Zeitgenössische Werbung des Sportgeschäftes aus den 30er Jahren des letzten Jahrhunderts
Bis zum 2.Weltkrieg galt die Firma Moritz Wagner als solides und empfehlenswertes Geschäft am Chemnitzer Markt, bis durch die Bombardierung fast alle Geschäfte, auch das Wagnersche, völlig zerstört wurden.
Mit dem Ende des 2. Weltkrieges war fast nichts mehr von dem ehemals dicht besiedelten Chemnitzer Stadtzentrum übrig geblieben. In einem notdürftig reparierten und nutzbar gemachten Gebäude, die Langestraße 15, wurde noch einmal mit einem Sportartikelgeschäft ein Neuanfang versucht.

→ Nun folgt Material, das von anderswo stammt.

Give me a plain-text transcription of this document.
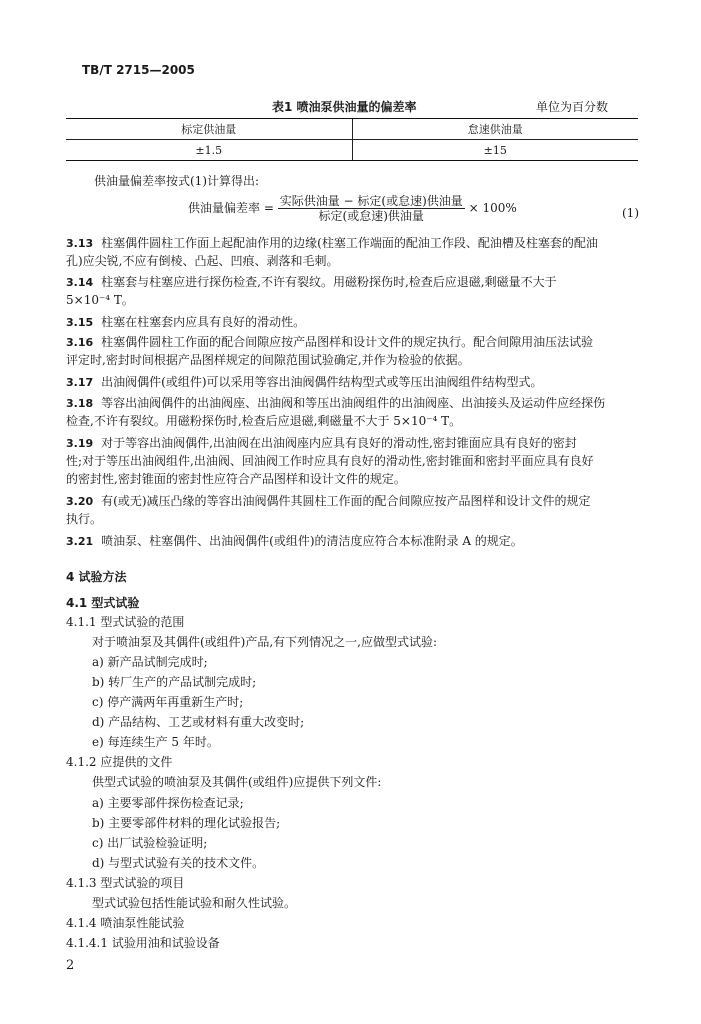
TB/T 2715—2005
表1 喷油泵供油量的偏差率	单位为百分数
标定供油量	怠速供油量
±1.5	±15
供油量偏差率按式(1)计算得出:
供油量偏差率 = $\frac{\text{实际供油量 − 标定(或怠速)供油量}}{\text{标定(或怠速)供油量}} \times 100\%$	(1)
3.13 柱塞偶件圆柱工作面上起配油作用的边缘(柱塞工作端面的配油工作段、配油槽及柱塞套的配油
孔)应尖锐,不应有倒棱、凸起、凹痕、剥落和毛刺。
3.14 柱塞套与柱塞应进行探伤检查,不许有裂纹。用磁粉探伤时,检查后应退磁,剩磁量不大于
5×10⁻⁴ T。
3.15 柱塞在柱塞套内应具有良好的滑动性。
3.16 柱塞偶件圆柱工作面的配合间隙应按产品图样和设计文件的规定执行。配合间隙用油压法试验
评定时,密封时间根据产品图样规定的间隙范围试验确定,并作为检验的依据。
3.17 出油阀偶件(或组件)可以采用等容出油阀偶件结构型式或等压出油阀组件结构型式。
3.18 等容出油阀偶件的出油阀座、出油阀和等压出油阀组件的出油阀座、出油接头及运动件应经探伤
检查,不许有裂纹。用磁粉探伤时,检查后应退磁,剩磁量不大于 5×10⁻⁴ T。
3.19 对于等容出油阀偶件,出油阀在出油阀座内应具有良好的滑动性,密封锥面应具有良好的密封
性;对于等压出油阀组件,出油阀、回油阀工作时应具有良好的滑动性,密封锥面和密封平面应具有良好
的密封性,密封锥面的密封性应符合产品图样和设计文件的规定。
3.20 有(或无)减压凸缘的等容出油阀偶件其圆柱工作面的配合间隙应按产品图样和设计文件的规定
执行。
3.21 喷油泵、柱塞偶件、出油阀偶件(或组件)的清洁度应符合本标准附录 A 的规定。
4 试验方法
4.1 型式试验
4.1.1 型式试验的范围
对于喷油泵及其偶件(或组件)产品,有下列情况之一,应做型式试验:
a) 新产品试制完成时;
b) 转厂生产的产品试制完成时;
c) 停产满两年再重新生产时;
d) 产品结构、工艺或材料有重大改变时;
e) 每连续生产 5 年时。
4.1.2 应提供的文件
供型式试验的喷油泵及其偶件(或组件)应提供下列文件:
a) 主要零部件探伤检查记录;
b) 主要零部件材料的理化试验报告;
c) 出厂试验检验证明;
d) 与型式试验有关的技术文件。
4.1.3 型式试验的项目
型式试验包括性能试验和耐久性试验。
4.1.4 喷油泵性能试验
4.1.4.1 试验用油和试验设备
2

Im Sachsenbuch 1948 findet man den letzten Eintrag zum Geschäft. Im Zuge der Neuplanung des Stadtzentrums mußten Mitte der 50er auch diese letzten Vorkriegsgebäude Platz machen. Heute finden wir das Wohngebiet um den Rosenhof an dieser Stelle.
(Quellen: Artikel aus „Jubiläumsfirmen des Handelskammerbezirkes Chemnitz“ von 1929 – Scan von Mike Hähle, Chemnitzer Adressbücher; u.a.)